Just Group revealed, however, that 33% of these people would now like to be back in work – indicating they would like to extend their careers or need the incomes to support their finances as they enter retirement.

Just Group’s research was conducted by Opinium through a survey of 1,607 retired or semi-retired UK residents above the age of 55 years.

“Retirement marks a huge step in every person’s life journey, and many do not feel ready or cannot afford to stop working even as they approach the State Pension Age,” group communications director at Just Group, Stephen Lowe, commented.

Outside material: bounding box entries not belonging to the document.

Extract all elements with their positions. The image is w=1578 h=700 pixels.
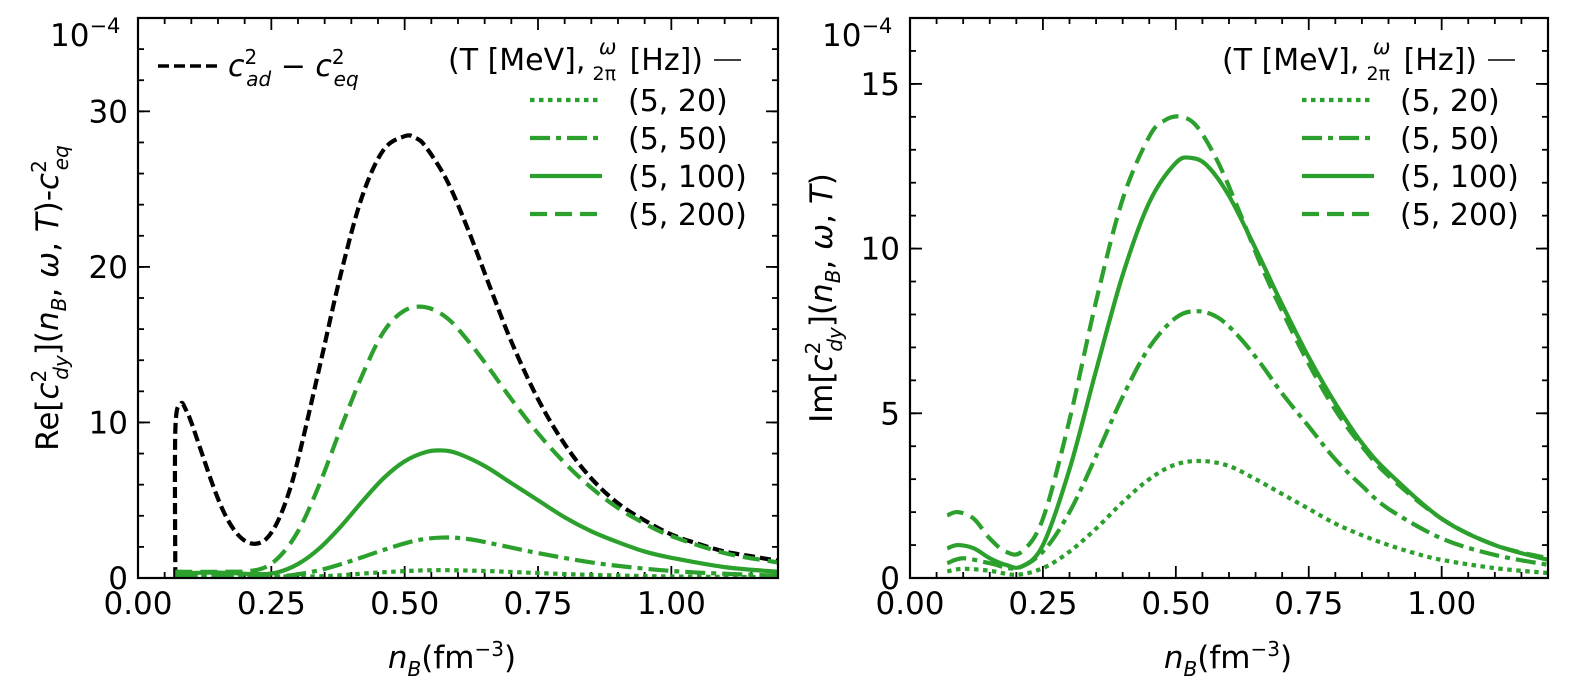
series-line-solid xyxy=(946,155,1548,570)
right-series-group xyxy=(946,114,1548,577)
x-tick-label: 0.50 xyxy=(1141,586,1210,622)
legend-label: (5, 100) xyxy=(1400,160,1519,195)
right-x-tick-labels: 0.00 0.25 0.50 0.75 1.00 xyxy=(875,586,1476,622)
x-tick-label: 1.00 xyxy=(637,586,706,622)
legend-label: (5, 50) xyxy=(1400,122,1500,157)
y-tick-label: 0 xyxy=(880,561,900,597)
right-y-axis-label: Im[c2dy](nB, ω, T) xyxy=(801,173,847,423)
x-tick-label: 0.00 xyxy=(103,586,172,622)
left-legend-title: (T [MeV], ω 2π [Hz]) xyxy=(448,35,703,85)
y-tick-label: 5 xyxy=(880,396,900,432)
left-y-tick-labels: 0 10 20 30 xyxy=(89,94,128,597)
left-x-axis-label: nB(fm−3) xyxy=(388,637,516,681)
x-tick-label: 0.75 xyxy=(1274,586,1343,622)
series-line-solid xyxy=(175,448,778,577)
y-tick-label: 10 xyxy=(89,405,128,441)
left-x-tick-labels: 0.00 0.25 0.50 0.75 1.00 xyxy=(103,586,705,622)
left-plot-frame xyxy=(136,16,780,580)
x-tick-label: 0.25 xyxy=(237,586,306,622)
x-tick-label: 1.00 xyxy=(1407,586,1476,622)
y-tick-label: 10 xyxy=(861,232,900,268)
left-scale-factor: 10−4 xyxy=(50,14,120,54)
left-panel: 0.00 0.25 0.50 0.75 1.00 0 10 20 30 10−4 Re[c2d… xyxy=(27,14,780,681)
legend-label: (5, 200) xyxy=(628,198,747,233)
series-line-dashed-black xyxy=(172,133,778,578)
legend-label: (5, 50) xyxy=(628,122,728,157)
y-tick-label: 0 xyxy=(108,561,128,597)
legend-label: (5, 200) xyxy=(1400,198,1519,233)
legend-label: (5, 20) xyxy=(1400,84,1500,119)
series-line-dashdot xyxy=(175,535,778,578)
x-tick-label: 0.25 xyxy=(1008,586,1077,622)
left-ref-legend: c2 ad − c2 eq xyxy=(158,45,359,91)
right-legend-title: (T [MeV], ω 2π [Hz]) xyxy=(1222,35,1477,85)
left-y-axis-label: Re[c2dy](nB, ω, T)-c2eq xyxy=(27,145,73,451)
series-line-dashed xyxy=(946,114,1548,561)
ref-legend-label: c2 ad − c2 eq xyxy=(228,45,359,91)
legend-label: (5, 100) xyxy=(628,160,747,195)
x-tick-label: 0.50 xyxy=(370,586,439,622)
series-line-dashed xyxy=(175,304,778,574)
left-legend: (T [MeV], ω 2π [Hz]) (5, 20)(5, 50)(5, 10… xyxy=(448,35,747,233)
right-scale-factor: 10−4 xyxy=(822,14,892,54)
x-tick-label: 0.00 xyxy=(875,586,944,622)
y-tick-label: 30 xyxy=(89,94,128,130)
x-tick-label: 0.75 xyxy=(503,586,572,622)
legend-label: (5, 20) xyxy=(628,84,728,119)
series-line-dotted xyxy=(946,458,1548,577)
y-tick-label: 15 xyxy=(861,67,900,103)
right-panel: 0.00 0.25 0.50 0.75 1.00 0 5 10 15 10−4 Im[c2dy… xyxy=(801,14,1550,681)
y-tick-label: 20 xyxy=(89,250,128,286)
right-y-tick-labels: 0 5 10 15 xyxy=(861,67,900,597)
right-x-axis-label: nB(fm−3) xyxy=(1164,637,1292,681)
right-legend: (T [MeV], ω 2π [Hz]) (5, 20)(5, 50)(5, 10… xyxy=(1222,35,1519,233)
left-series-group xyxy=(172,133,778,578)
right-plot-frame xyxy=(908,16,1550,580)
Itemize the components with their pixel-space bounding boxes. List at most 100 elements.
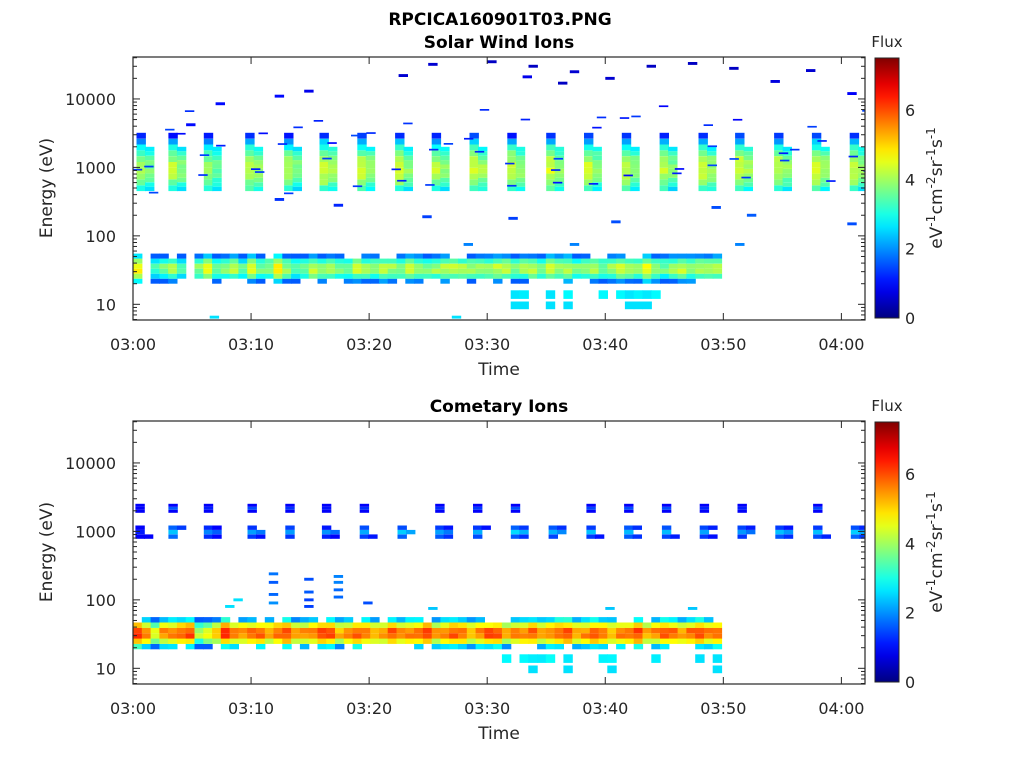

“Unavoidable circumstances forcing people out of employment at a later age can lead to a difficult transition into retirement. Many over-55s will still need the regular income that a job provides until they are ready to retire, so the loss of this income can be a hammer blow for people’s financial plans.”

Just Group’s research also showed that 64% of the over-55s to have been forced out of work but would still like to be working did not think they would be able to get back into the workforce – compared to only 14% who were confident they could find employment.

Just Group’s research also highlighted data published last month by the Office for National Statistics, which showed the number of workers aged between 50 and 64 on zero-hours contracts had grown 93% between 2013 and 2017 – by far the fastest growth in any age group.

Lowe added: “This is a worrying trend if the necessity to find some sort of income is forcing many involuntary retirees to accept zero-hours contracts which are typically more likely to lack employment benefits such as access to pensions, sick pay or paid holidays.

“People forced to retire early and facing a labour market lock-out may face a serious financial gap that needs filling. It’s worse for those over 55 who may feel they have little choice but to dip into their pension early to cover essential spending, but this can cause more problems in later life when they face full-time retirement with a depleted pension pot.”